Am nächsten Morgen standen wir zeitig auf, um auf die Jagd nach Balsabäumen zu gehen.

»Es ist von Vorteil, die Kleider auszuschütteln«, sagte Agurto, gleichzeitig fiel ein Skorpion aus seinem Hemdärmel und verschwand in einer Bodenritze.

Kurz nach Sonnenaufgang sandte Don Federico seine Männer hoch zu Roß in alle Richtungen, um nach zugänglichen Balsabäumen entlang der Wege zu suchen. Unsere eigene Patrouille bestand aus Don Federico, Hermann und mir. Wir fanden auch bald auf einer offenen Stelle einen alten Riesenbaum, der Don Federico bekannt war. Der reichte weit über alle Bäume im Umkreis hinaus und maß seine drei Fuß im Querschnitt. Nach gut polynesischer Sitte tauften wir den Baum, bevor wir Hand an ihn legten. Wir gaben ihm den Namen »Ku« nach einer polynesischen Gottheit amerikanischer Herkunft. Dann schwangen wir das Beil und trieben es in den Stamm, daß es durch den Urwald hallte. Aber einen saftstrotzenden Balsabaum zu fällen, war eine Hundearbeit. Das Holz federte, als würde man mit einem stumpfen Beil auf Kork schlagen. Die Axt prellte förmlich zurück, und ich hatte noch nicht allzuviel Hiebe getan, als Hermann mich schon ablösen mußte.

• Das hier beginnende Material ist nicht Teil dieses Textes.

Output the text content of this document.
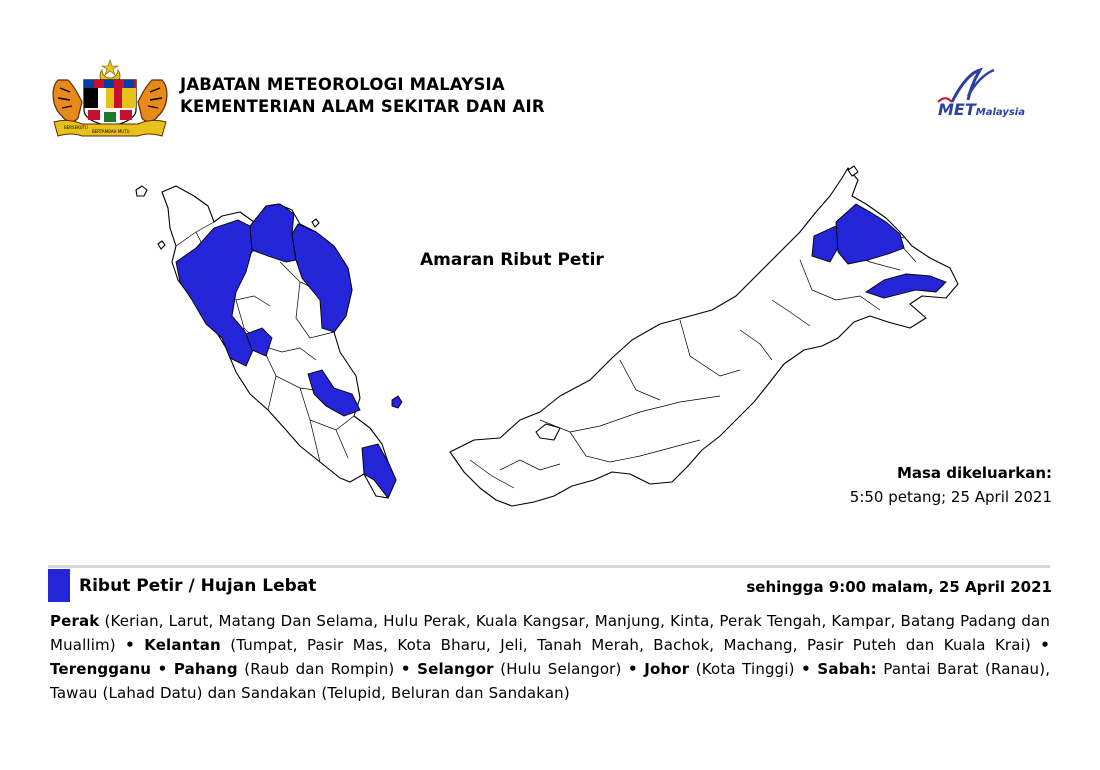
BERSEKUTU
BERTAMBAH MUTU
JABATAN METEOROLOGI MALAYSIA
KEMENTERIAN ALAM SEKITAR DAN AIR	METMalaysia
Amaran Ribut Petir
Masa dikeluarkan:
5:50 petang; 25 April 2021
Ribut Petir / Hujan Lebat	sehingga 9:00 malam, 25 April 2021
Perak (Kerian, Larut, Matang Dan Selama, Hulu Perak, Kuala Kangsar, Manjung, Kinta, Perak Tengah, Kampar, Batang Padang dan Muallim) • Kelantan (Tumpat, Pasir Mas, Kota Bharu, Jeli, Tanah Merah, Bachok, Machang, Pasir Puteh dan Kuala Krai) • Terengganu • Pahang (Raub dan Rompin) • Selangor (Hulu Selangor) • Johor (Kota Tinggi) • Sabah: Pantai Barat (Ranau), Tawau (Lahad Datu) dan Sandakan (Telupid, Beluran dan Sandakan)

So wanderte das Beil zwischen uns hin und her, während die Splitter flogen und der Schweiß in der Dschungelhitze nur so floß. »Ku« stand hinaus in die Luft wie ein Hahn auf einem Bein und zitterte unter den Schlägen. Bald schwankte er und brach schwer über den Wald herein, während in weitem Umkreis große Äste und kleine Bäume in den Fall des Riesen mit hineingezogen wurden. Wir entästeten den Stamm und begannen die Rinde Zickzack auf Indianermanier zu entfernen, als Hermann plötzlich das Beil fahren ließ und in die Luft sprang wie in einem polynesischen Kriegstanz, die Hand auf seinen Schenkel gedrückt. Aus dem Hosenbein fiel ein glänzendes Insekt, groß wie ein Skorpion mit einem langen Giftstachel am Ende. Das Biest mußte eine Schale wie ein Hummer haben, denn es war fast unmöglich, es am Boden zu zertreten.